In connection with the Legacy program we attended a few key events marking some of the significant transition points in their junior and senior years. There were dinners with champagne glasses and formal toasts, litanies of “To the Chief!” and “Hear, hear!” Anthems and salutes, speeches and stories. Dinner conversations that ran like interviews: what did you do, where did you serve and what will you do, where will you serve. Careful table manners and courtesies, use the outside forks first, after you please sir. The MC called for us from 1967 to stand and be recognized, and with all the white-haired grads popping up across the grid of tables it looked like handfuls of golf balls scattered on a putting green. One difference from the old days, there was no “smoking lamp” in the dining hall to indicate when it would be OK to “smoke ’em if you got ’em.”

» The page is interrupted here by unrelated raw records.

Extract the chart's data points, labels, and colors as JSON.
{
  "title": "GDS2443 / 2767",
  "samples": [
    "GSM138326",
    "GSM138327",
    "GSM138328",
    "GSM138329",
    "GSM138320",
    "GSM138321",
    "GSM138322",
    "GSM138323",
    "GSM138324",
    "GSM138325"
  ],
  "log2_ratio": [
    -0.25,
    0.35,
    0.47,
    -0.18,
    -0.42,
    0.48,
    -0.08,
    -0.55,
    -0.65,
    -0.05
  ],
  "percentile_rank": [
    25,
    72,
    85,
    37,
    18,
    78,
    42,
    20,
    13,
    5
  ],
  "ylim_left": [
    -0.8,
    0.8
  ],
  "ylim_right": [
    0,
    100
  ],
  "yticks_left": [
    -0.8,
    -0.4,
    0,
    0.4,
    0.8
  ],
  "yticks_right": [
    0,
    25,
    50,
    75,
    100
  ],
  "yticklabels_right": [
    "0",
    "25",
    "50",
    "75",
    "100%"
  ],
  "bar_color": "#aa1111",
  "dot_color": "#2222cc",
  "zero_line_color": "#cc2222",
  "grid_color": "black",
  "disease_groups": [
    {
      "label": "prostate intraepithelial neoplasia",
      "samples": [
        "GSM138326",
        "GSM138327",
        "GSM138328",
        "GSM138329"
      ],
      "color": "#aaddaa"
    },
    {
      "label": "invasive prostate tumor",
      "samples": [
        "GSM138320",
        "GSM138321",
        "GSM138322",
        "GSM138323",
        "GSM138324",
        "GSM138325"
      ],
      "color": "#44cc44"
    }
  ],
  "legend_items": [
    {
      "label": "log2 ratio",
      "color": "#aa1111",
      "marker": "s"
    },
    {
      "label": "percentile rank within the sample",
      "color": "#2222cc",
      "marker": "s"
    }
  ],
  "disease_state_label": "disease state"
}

There was the “Ring Dance” when 2017 got their class rings in a tradition-guided ceremony, reminding us of how young we were back then, how serious, how eager to face uncertain futures. Some of the traditions have gotten more intricate and involved than back in our day, but there are threads that connect us across the years. The thinnest and least recognizable of these is the word “formal” in the term “formal dance.” Mrs. McComas never covered such moves in our mandatory ballroom dance classes as the ones we watched from the sidelines (pictured here in blinding nightclub red, reminding me how the unrelenting bass beat continued to ring in my ears for an hour after).

At the DanceThis week marked the graduation of the Class of 2017, and by now they’re off to all the places their careers will take them. Off to be pilots, engineers, planners, intel officers, managers, controllers, doctors, grad students, who-knows-whats. Some will be astronauts, generals, maybe later members of congress, diplomats, city council leaders. They are will-be’s. What does that make me? Don’t say it. The cadets now are more diverse, more involved, preparing for a more complex world than the one we faced. Statistics say they are more physically fit, stronger, healthier, and more active with the wider community than we ever were. And looking into the future at their role as an instrument of national policy, well… we had it so easy in comparison.

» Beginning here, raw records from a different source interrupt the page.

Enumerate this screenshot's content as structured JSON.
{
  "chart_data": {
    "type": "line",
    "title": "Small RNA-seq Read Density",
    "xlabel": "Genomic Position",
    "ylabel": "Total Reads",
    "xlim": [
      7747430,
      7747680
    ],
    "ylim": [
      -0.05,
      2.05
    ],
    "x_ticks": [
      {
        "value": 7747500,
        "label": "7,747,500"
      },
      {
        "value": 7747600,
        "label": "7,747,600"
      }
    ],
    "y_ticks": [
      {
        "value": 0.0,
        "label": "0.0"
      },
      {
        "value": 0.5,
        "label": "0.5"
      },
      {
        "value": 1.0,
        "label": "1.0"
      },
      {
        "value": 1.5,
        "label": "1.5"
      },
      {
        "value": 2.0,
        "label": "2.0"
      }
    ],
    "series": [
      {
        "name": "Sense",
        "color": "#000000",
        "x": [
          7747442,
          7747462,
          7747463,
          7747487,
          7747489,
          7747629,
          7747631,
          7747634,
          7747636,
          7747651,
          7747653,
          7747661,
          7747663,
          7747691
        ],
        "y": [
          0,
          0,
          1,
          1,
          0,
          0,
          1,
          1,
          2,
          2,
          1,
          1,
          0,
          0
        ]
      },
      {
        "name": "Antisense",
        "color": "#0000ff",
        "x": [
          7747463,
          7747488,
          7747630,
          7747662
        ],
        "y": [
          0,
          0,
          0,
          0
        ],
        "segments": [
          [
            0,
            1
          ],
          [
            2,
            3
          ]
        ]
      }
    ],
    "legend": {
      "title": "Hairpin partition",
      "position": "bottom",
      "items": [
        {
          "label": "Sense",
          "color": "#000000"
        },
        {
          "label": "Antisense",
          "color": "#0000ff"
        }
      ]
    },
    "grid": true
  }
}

On the day before graduation we watched a parade on what used to be known simply as the Parade Field, now with the same grass, muddy spots and grandstands but called Stillman Field, named for the first Commandant of the Academy. The officers marching with swords like in the days of the American Revolution, the band playing familiar martial music in the crisp morning air. Ruffles and flourishes for the General, an artillery cannon to make everyone jump, a change of command ceremony with the rising seniors taking over. The graduates formed up and marched out across the field in echelon, to turn and be honored along the “pass in review” line as the rest of the Cadet Wing did the parade drill. It seems to never get old, for the spectators.

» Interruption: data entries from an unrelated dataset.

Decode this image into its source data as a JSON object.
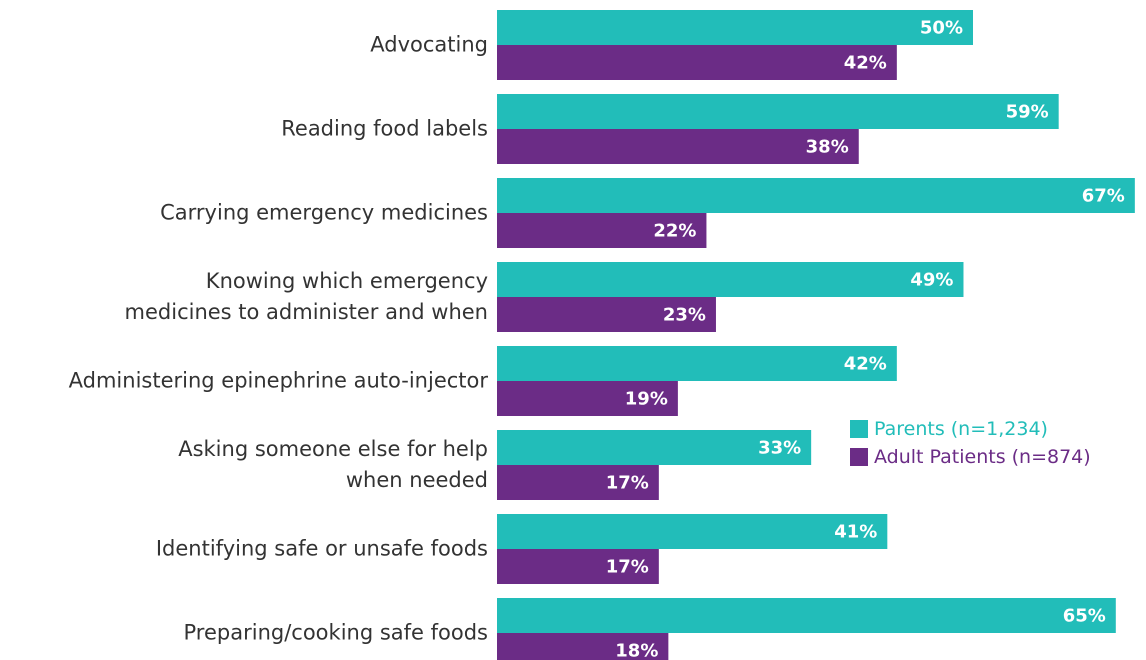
{
  "chart_data": {
    "type": "bar",
    "orientation": "horizontal",
    "categories": [
      "Advocating",
      "Reading food labels",
      "Carrying emergency medicines",
      "Knowing which emergency\nmedicines to administer and when",
      "Administering epinephrine auto-injector",
      "Asking someone else for help\nwhen needed",
      "Identifying safe or unsafe foods",
      "Preparing/cooking safe foods"
    ],
    "series": [
      {
        "name": "Parents (n=1,234)",
        "color": "#22bdb9",
        "values": [
          50,
          59,
          67,
          49,
          42,
          33,
          41,
          65
        ],
        "value_labels": [
          "50%",
          "59%",
          "67%",
          "49%",
          "42%",
          "33%",
          "41%",
          "65%"
        ]
      },
      {
        "name": "Adult Patients (n=874)",
        "color": "#6b2c86",
        "values": [
          42,
          38,
          22,
          23,
          19,
          17,
          17,
          18
        ],
        "value_labels": [
          "42%",
          "38%",
          "22%",
          "23%",
          "19%",
          "17%",
          "17%",
          "18%"
        ]
      }
    ],
    "legend": "right"
  }
}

Later in the day came the high point of our “Legacy Class” standing, with the commissioning ceremonies. These were held in different locations all around the campus for each of the 40 cadet squadrons. Each of us was assigned to a squadron and gave a short speech to set the tone for the ceremony. Then, after the cadets were individually sworn in, we presented each one with a set of Second Lieutenant bars. Butterbars, everyone calls them. Our class had taken up a collection to buy the rank insignia over a year ago. The bars were engraved with 1967 – 2017 on one and USAFA on the other. They were in a little box with a slip of paper with some words of encouragement and advice. Old people always like to give encouragement and advice.

Then, on Wednesday, the graduation, hats in the air, the Thunderbirds roaring overhead. Such a cliché, right? Yeah, I know. It never gets old.